Par cette question de l’avilissement factice, forcé, des blés, la Dissertation se rattache intimement au Traité Des Grains et aux études « pratiques » de Boisguillebert. Elle ne veut pas, cependant, en avoir l’air. Elle affecte des allures tout à fait doctrinales, si l’on nous passe l’expression. L’auteur veut y être aussi objectif que possible. Il fait abstraction de toutes circonstances particulières, de tous faits déterminés, pour se tenir dans les hauteurs de la généralité. Lorsqu’il est amené à relater ces mêmes faits concernant la France que, dans ses autres écrits, il désigne et flagelle d’une manière si positive, il se bornera ici à parler du « théâtre où pareille scène peut se représenter », de « quelques contrées de l’Europe où telle méprise se commet », ou à supposer qu’il « peut bien y avoir des pays sur la terre » où les choses se passent de la façon qu’il critique. Cette affectation le gêne visiblement ; elle lui enlève l’un des principaux éléments de sa force, le franc-parler. Cette réserve qui va si peu à la « manière » de Boisguillebert, est probablement l’effet de la dure réprimande que lui avait attirée la publication hâtive du Traité Des Grains ; la publication de la Dissertation se placerait ainsi entre celle du Traité et celle du Factum, soit en l’année 1705.

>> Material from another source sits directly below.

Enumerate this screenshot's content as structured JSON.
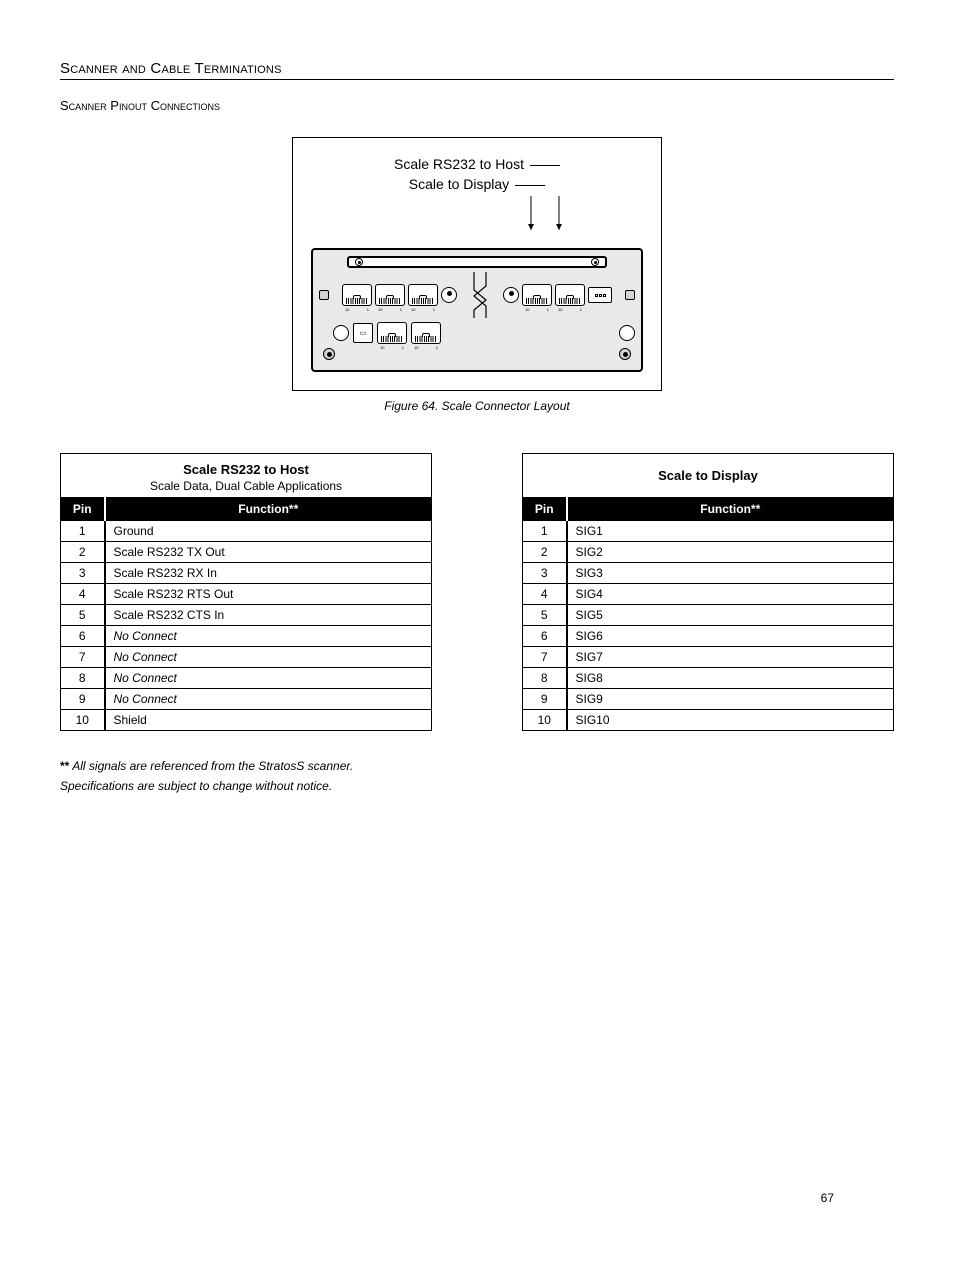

Nous ne connaissons, ni du Traité ni de la Dissertation, aucune édition spéciale ; ils sont réimprimés dans les deux éditions de 1707 des œuvres complètes de Boisguillebert ; Daire les a également reproduits. Les éditions de 1707 contiennent de plus que l’édition Daire, divers opuscules de l’auteur. Boisguillebert reconnaissait et savait apprécier le tort que lui faisait la prolixité, son principal défaut. Il se résume au profit des lecteurs moins intelligents ou moins patients. Ce résumé fait partie du corps de l’ouvrage dans le Détail et dans le Factum ; pour le Traité et la Dissertation, les résumés sont des petits écrits distincts : M. Daire a pu sans inconvénient négliger leur reproduction à côté des écrits qu’ils résument. Il a eu tort de ne pas reproduire le Traité Sur Le Mérite Des Financiers, qui est un écrit tout à fait spécial, et des plus remarquables qui soient sortis de la plume de l’auteur[9] ; cet écrit donne la mesure de ce dont Boisguillebert était capable lorsqu’il voulait se recueillir, ne pas s’emporter, se condenser. Ce pamphlet mérite d’être connu et propagé ; on le trouvera à la fin de ce volume.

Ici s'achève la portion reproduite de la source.